Cotesto non bastava ancora all'innamorato, il quale si fece a trovare tutte le occasioni di veder la fanciulla. Ella, quasi ogni mattina, soleva andare con Giovanni e con la dama di compagnia a vedere le famiglie dei fittaiuoli, dar rimedi per gli ammalati, pannilini per i più poveri, a fare insomma tutto quello che faceva un tempo l'angelica signora, la madre di Calisto.

E non dubitate: andasse di qua, andasse di là, Calisto si trovava sempre, un po' prima, un po' dopo, sulla sua strada; laonde in breve diventò consuetudine il vederlo, e son certo che se fosse mancato una volta, alla dimane gli avrebbero chiesto se per avventura fosse stato ammalato.

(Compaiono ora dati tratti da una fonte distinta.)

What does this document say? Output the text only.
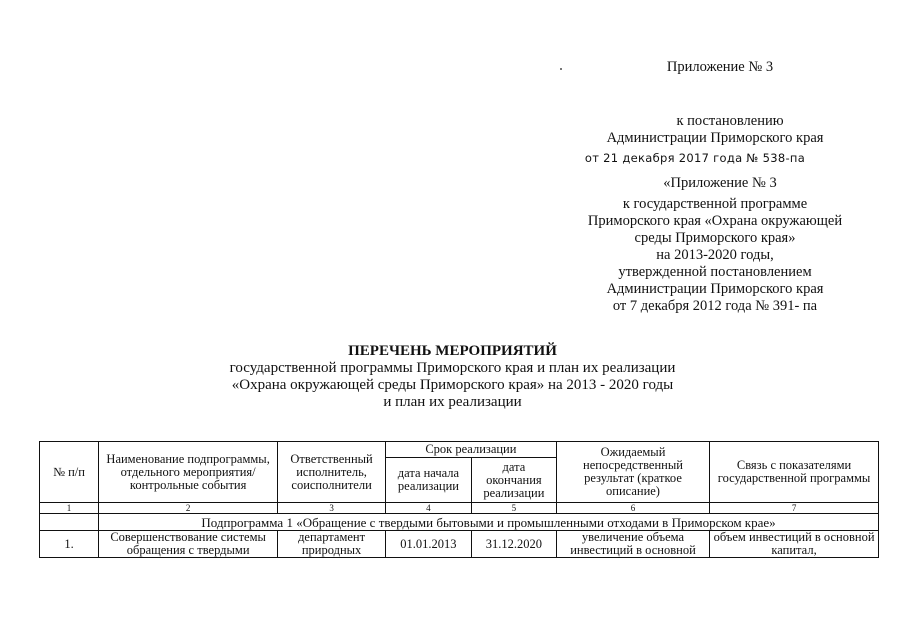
Приложение № 3
к постановлению
Администрации Приморского края
от 21 декабря 2017 года № 538-па
«Приложение № 3
к государственной программе
Приморского края «Охрана окружающей
среды Приморского края»
на 2013-2020 годы,
утвержденной постановлением
Администрации Приморского края
от 7 декабря 2012 года № 391- па
ПЕРЕЧЕНЬ МЕРОПРИЯТИЙ
государственной программы Приморского края и план их реализации
«Охрана окружающей среды Приморского края» на 2013 - 2020 годы
и план их реализации
№ п/п	Наименование подпрограммы, отдельного мероприятия/контрольные события	Ответственный исполнитель, соисполнители	Срок реализации		Ожидаемый непосредственный результат (краткое описание)	Связь с показателями государственной программы
			дата начала реализации	дата окончания реализации		
1	2	3	4	5	6	7
	Подпрограмма 1 «Обращение с твердыми бытовыми и промышленными отходами в Приморском крае»					
1.	Совершенствование системы обращения с твердыми	департамент природных	01.01.2013	31.12.2020	увеличение объема инвестиций в основной	объем инвестиций в основной капитал,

Egli era tanto cortese colla dama di compagnia, donna attempata, a cui parlava sempre nel suo francese, con quella purezza di accento ch'egli aveva attinta alle sue fonti, in Parigi! Ed era così buono col vecchio Giovanni!... In quanto alla signorina, egli non le diceva mai cosa che uscisse di riga; parlavano sempre di musica, di lettere, di cose innocentissime, e nessuno badava al linguaggio degli occhi, ai fiorellini colti sui ciglioni dei sentieruoli, alle pazze sfuriate di allegrezza verso l'aria pura e verso il cielo sereno, insomma, a nessuno di que' nonnulla, di cui si nutre la più forte tra le umane passioni.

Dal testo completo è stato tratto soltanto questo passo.